国立民族学博物館の池谷和信教授(環境人類学)によると、秋篠宮さまは環境などの専門家であるタイのシリントン王女とタイのニワトリの家禽化の共同研究を行うなど、海外の研究者とも親交が深い。池谷さんは「秋篠宮さまは公的な活動を最優先されているが、研究を通じて深い知見と広い視野、幅広い親交を得られたと思う」と話す。
紀子さまは結核予防会の総裁
紀子さまは「結核予防会」の総裁職を94年に秩父宮妃勢津子さま(95年逝去)から引き継いだ。関連団体「全国結核予防婦人団体連絡協議会」が最新の知識を学ぶために行っている講習会に毎年参加するなど深く関わり続けている。同会の木下幸子会長は「講習会では気さくに会員に話しかけてくれ、励みにもなっている」と話す。2013年には結核予防に関する論文によってお茶の水女子大で人文科学の博士号を取得した。

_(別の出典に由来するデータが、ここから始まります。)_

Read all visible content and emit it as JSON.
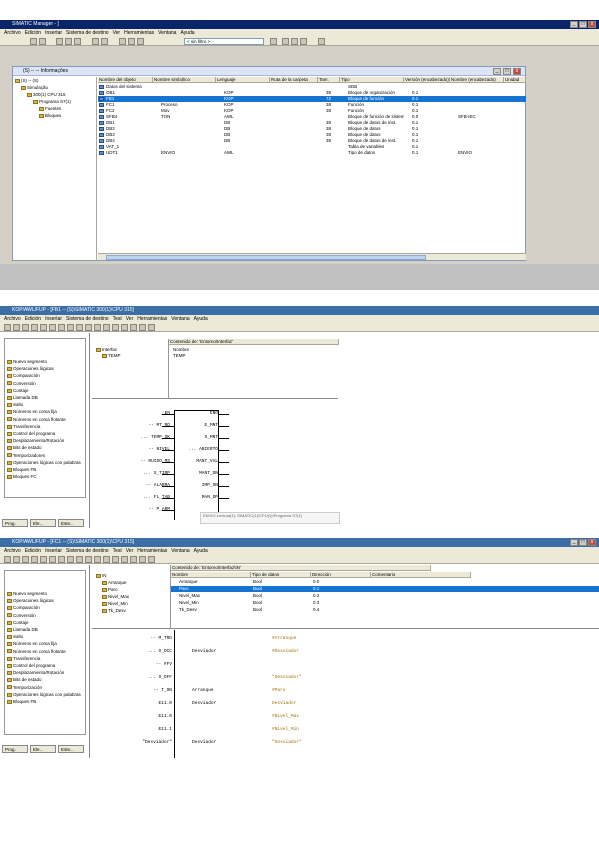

結核予防会は毎年、途上国から多くの研修生を受け入れる。紀子さまは80カ国の1000人あまりの研修生を宮邸に招いて激励し、外国訪問時には研修の卒業生らと面会して最新の情勢を収集してきた。こうした活動が結核予防の普及に貢献したとの評価を得て、18年に国際結核肺疾患予防連合(ユニオン)から「名誉会員」の称号も贈られた。今年のユニオンの国際会議は新型コロナウイルスの感染拡大のためウェブ開催となり、ビデオメッセージを寄せた。
結核予防会の工藤翔二理事長は「紀子さまはおことばの内容を非常に心を込めて考えられていると感じている。世界の結核や肺疾患予防の分野で日本の存在感を高めてくれている」と話す。